Deretan rumah yang masih dihuni ini terbuat dari kayu-kayu ulin serta ada salah satu rumah yang memiliki marmer dan tehel kunci dari Eropa. Dari delapan rumah tersebut, ada dua rumah kembar karena bangunannya mirip, rumah batu karena hanya satu-satunya bangunan batu di kampung tersebut serta ada salah satu bangunan yang saat ini menjadi Yayasan Sekolah bagi anak-anak sekitar kampung.
Uniknya sekolahan di kampung ini mengikuti ajaran kurikulum sesuai pendidikan di Arab yaitu pada hari Jumat mereka libur sedangkan hari Minggu mereka masuk belajar seperti biasa. Penduduk lokal kampung Al Munawwar ini sangat ramah dan terbuka dengan wisatawan yang datang berkunjung. Namun, sebagai pengunjung juga harus mengikuti aturan-aturan yang berlaku sesuai dengan syariat Islam.
Baca :
- Telisik Kampung Firma, Perkampungan Rumah Tradisional 4 Ulu Palembang
- Telisik Kampung Tangga Raja, Rumah Persembunyian Soekarno Tempo Dulu di 2 Ulu Palembang
Hidangan Kuliner Khas Kampung Arab

Saya sendiri saat dulu berkunjung ke kampung arab Al Munawwar sempat diperlihatkan sebuah al-quran dengan tinta emas yang berusia lebih dari 100 tahun. Kemudian di momen tertentu, terkadang warga kampung Al Munawwar mengadakan acara “munggahan” lengkap dengan tarian Gambus.
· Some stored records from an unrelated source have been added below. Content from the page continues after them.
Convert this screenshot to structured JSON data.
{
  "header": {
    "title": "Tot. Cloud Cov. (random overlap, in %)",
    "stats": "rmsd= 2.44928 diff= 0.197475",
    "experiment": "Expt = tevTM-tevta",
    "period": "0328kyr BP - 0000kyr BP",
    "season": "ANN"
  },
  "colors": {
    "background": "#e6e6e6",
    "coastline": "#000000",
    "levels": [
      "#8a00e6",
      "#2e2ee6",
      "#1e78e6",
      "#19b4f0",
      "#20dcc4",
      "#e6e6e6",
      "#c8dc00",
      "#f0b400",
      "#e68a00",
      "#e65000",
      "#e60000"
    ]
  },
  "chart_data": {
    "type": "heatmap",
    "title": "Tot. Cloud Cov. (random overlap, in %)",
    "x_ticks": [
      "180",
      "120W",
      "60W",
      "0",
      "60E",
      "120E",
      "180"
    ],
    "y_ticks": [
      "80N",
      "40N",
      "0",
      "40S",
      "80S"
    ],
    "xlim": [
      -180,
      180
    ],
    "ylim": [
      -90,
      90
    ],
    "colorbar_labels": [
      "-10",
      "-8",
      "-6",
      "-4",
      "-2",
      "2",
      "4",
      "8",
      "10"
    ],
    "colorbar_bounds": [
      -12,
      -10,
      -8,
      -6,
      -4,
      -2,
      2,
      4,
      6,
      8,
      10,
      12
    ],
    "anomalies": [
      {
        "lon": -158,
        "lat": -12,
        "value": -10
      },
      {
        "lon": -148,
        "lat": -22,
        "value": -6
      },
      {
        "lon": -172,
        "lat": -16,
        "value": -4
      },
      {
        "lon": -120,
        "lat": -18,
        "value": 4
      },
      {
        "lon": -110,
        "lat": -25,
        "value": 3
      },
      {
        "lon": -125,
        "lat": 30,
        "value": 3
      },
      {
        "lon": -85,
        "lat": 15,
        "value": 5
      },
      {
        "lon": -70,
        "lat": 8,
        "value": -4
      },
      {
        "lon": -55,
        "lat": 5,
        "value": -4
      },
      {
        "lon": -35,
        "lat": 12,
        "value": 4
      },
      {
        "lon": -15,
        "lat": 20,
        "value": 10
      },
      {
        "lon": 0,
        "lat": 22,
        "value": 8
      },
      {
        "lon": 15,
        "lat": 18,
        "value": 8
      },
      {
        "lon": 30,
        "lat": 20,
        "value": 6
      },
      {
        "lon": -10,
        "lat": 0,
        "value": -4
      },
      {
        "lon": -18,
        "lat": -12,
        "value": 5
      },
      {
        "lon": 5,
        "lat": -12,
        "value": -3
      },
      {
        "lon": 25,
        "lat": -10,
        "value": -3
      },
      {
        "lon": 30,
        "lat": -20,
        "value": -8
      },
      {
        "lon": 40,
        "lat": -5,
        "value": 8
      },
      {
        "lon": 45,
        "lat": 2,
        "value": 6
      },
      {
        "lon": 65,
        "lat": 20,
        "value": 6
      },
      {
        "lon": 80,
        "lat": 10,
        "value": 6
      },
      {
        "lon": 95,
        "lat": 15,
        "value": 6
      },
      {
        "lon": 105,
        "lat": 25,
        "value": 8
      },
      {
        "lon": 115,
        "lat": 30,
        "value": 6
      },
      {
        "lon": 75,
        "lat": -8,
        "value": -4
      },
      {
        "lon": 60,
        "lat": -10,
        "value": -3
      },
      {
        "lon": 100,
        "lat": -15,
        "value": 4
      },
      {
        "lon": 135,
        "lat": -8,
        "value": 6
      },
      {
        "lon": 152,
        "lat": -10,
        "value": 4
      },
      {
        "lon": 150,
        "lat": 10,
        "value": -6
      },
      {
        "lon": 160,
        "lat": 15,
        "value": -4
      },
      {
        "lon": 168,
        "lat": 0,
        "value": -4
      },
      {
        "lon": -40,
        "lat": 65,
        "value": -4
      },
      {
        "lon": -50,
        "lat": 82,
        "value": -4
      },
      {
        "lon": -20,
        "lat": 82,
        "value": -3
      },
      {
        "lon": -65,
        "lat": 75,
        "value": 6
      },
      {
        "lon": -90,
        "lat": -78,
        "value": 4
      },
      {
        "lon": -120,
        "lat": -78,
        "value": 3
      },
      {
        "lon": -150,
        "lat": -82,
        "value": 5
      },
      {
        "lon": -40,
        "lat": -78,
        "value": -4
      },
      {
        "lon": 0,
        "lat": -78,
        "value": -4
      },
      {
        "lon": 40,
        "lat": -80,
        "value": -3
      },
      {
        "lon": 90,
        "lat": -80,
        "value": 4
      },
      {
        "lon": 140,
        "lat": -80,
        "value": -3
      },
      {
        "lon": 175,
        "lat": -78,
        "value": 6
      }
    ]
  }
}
Acara “munggahan” ini seperti tradisi makan bersama secara lesehan dengan hidangan khas arab yaitu nasi minyak yang mirip seperti nasi briyani yang ada campuran kismis, lalu ada lauk pauk seperti gulai kambing dan ayam serta ada sayuran dan sambal buah.
Selanjutnya, para pria arab ini akan berdendang alunan musik Timur Tengah. Tarian ini merakyat dan merangkul tiap orang untuk bisa ikut menari bersama. Gerakan awalnya memang memiliki ritme namun setelah itu Anda pun diajak untuk menari bersama mengikuti gerakan mereka. Sangat menarik!
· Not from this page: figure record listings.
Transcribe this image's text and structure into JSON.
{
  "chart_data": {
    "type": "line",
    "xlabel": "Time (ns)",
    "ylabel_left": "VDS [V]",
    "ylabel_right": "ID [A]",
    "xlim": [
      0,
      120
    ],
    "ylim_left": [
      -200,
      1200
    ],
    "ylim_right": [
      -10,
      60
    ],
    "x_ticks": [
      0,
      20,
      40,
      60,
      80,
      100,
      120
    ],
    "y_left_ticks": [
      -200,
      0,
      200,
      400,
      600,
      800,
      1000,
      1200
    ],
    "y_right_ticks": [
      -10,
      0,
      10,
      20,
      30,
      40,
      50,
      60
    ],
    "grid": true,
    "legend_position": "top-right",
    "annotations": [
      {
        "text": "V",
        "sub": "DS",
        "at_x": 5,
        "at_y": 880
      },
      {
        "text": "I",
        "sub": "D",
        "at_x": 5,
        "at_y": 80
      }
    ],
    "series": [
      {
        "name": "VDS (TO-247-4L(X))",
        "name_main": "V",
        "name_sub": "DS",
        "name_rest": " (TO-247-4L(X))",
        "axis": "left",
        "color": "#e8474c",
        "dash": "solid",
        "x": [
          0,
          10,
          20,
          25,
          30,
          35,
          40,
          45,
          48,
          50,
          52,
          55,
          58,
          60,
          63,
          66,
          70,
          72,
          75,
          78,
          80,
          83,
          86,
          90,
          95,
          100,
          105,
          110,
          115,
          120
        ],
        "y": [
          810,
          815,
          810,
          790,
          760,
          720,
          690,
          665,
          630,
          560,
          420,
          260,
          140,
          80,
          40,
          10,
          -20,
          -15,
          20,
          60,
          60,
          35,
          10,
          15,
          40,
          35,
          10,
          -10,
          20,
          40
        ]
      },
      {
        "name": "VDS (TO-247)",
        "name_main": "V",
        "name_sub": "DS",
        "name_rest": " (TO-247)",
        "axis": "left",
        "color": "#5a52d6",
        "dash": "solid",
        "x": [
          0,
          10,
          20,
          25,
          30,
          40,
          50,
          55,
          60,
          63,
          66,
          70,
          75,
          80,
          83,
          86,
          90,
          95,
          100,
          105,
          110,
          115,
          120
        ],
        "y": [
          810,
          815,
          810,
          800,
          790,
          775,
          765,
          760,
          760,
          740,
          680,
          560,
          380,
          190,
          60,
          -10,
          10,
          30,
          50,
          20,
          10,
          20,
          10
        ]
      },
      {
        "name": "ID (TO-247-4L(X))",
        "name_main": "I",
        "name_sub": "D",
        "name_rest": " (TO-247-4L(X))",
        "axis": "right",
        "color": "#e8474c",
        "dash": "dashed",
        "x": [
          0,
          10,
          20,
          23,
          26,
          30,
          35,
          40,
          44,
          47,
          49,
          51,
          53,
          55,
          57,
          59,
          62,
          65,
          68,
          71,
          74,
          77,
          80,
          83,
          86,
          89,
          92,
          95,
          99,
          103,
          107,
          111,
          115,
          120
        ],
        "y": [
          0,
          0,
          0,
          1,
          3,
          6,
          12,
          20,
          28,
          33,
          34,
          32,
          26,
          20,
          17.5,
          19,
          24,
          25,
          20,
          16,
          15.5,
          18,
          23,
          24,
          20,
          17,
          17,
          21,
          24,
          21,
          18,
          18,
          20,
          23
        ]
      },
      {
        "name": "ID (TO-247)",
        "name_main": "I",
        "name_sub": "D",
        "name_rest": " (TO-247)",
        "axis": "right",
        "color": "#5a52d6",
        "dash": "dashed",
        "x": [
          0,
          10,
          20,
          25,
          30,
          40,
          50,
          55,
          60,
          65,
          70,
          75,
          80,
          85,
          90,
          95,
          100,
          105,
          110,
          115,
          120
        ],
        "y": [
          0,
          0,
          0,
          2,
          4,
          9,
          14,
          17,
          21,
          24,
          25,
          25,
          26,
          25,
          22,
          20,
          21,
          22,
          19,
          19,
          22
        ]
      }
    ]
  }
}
Sambil Anda menonton tarian gambus dan menikmati hidangan “munggahan”, ternyata di kampung arab Al-Munawwar ini di dalamnya ada pengusaha kopi turun temurun. Kopi andalan di kampung ini berjenis robusta arabika Sumatra Selatan. Cita rasa aroma kopinya sangat khas sehingga akan sangat menggoda bagi para penikmat kopi.
Palembang boleh berbangga dengan objek wisata baru ini karena secara tidak langsung meningkatkan jumlah wisatawan yang datang berkunjung untuk melihat sendiri keberagaman yang ada dari penduduk lokal di kampung arab Al-Munawwar 13 Ulu.
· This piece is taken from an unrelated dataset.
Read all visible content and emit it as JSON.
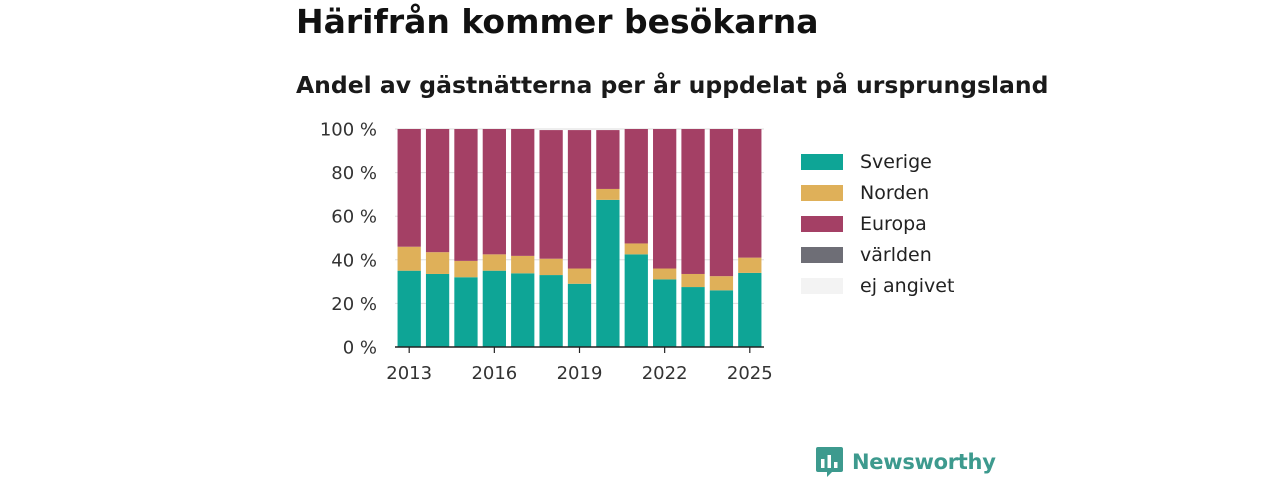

Ingin berkunjung ke Kampung Arab?
Layaknya kita sedang bertamu ke rumah orang, maka begitu pula ada bagian-bagian yang perlu kita hormati. Warga kampung Al-Munawwar lumayan memegang tradisi turun temurun demi menjaga kelestarian keturunan mereka. Mereka terbuka dengan warga yang ingin berkunjung, tapi sebagai pengunjung pun ada adab yang perlu kita hargai.
- Berpakaian sopan saat berkunjung.
- Bagi pria, tidak menggunakan celana pendek. Apabila menggunakan celana pendek harap menggunakan sarung. Sarung boleh dipinjam dengan warga kampung.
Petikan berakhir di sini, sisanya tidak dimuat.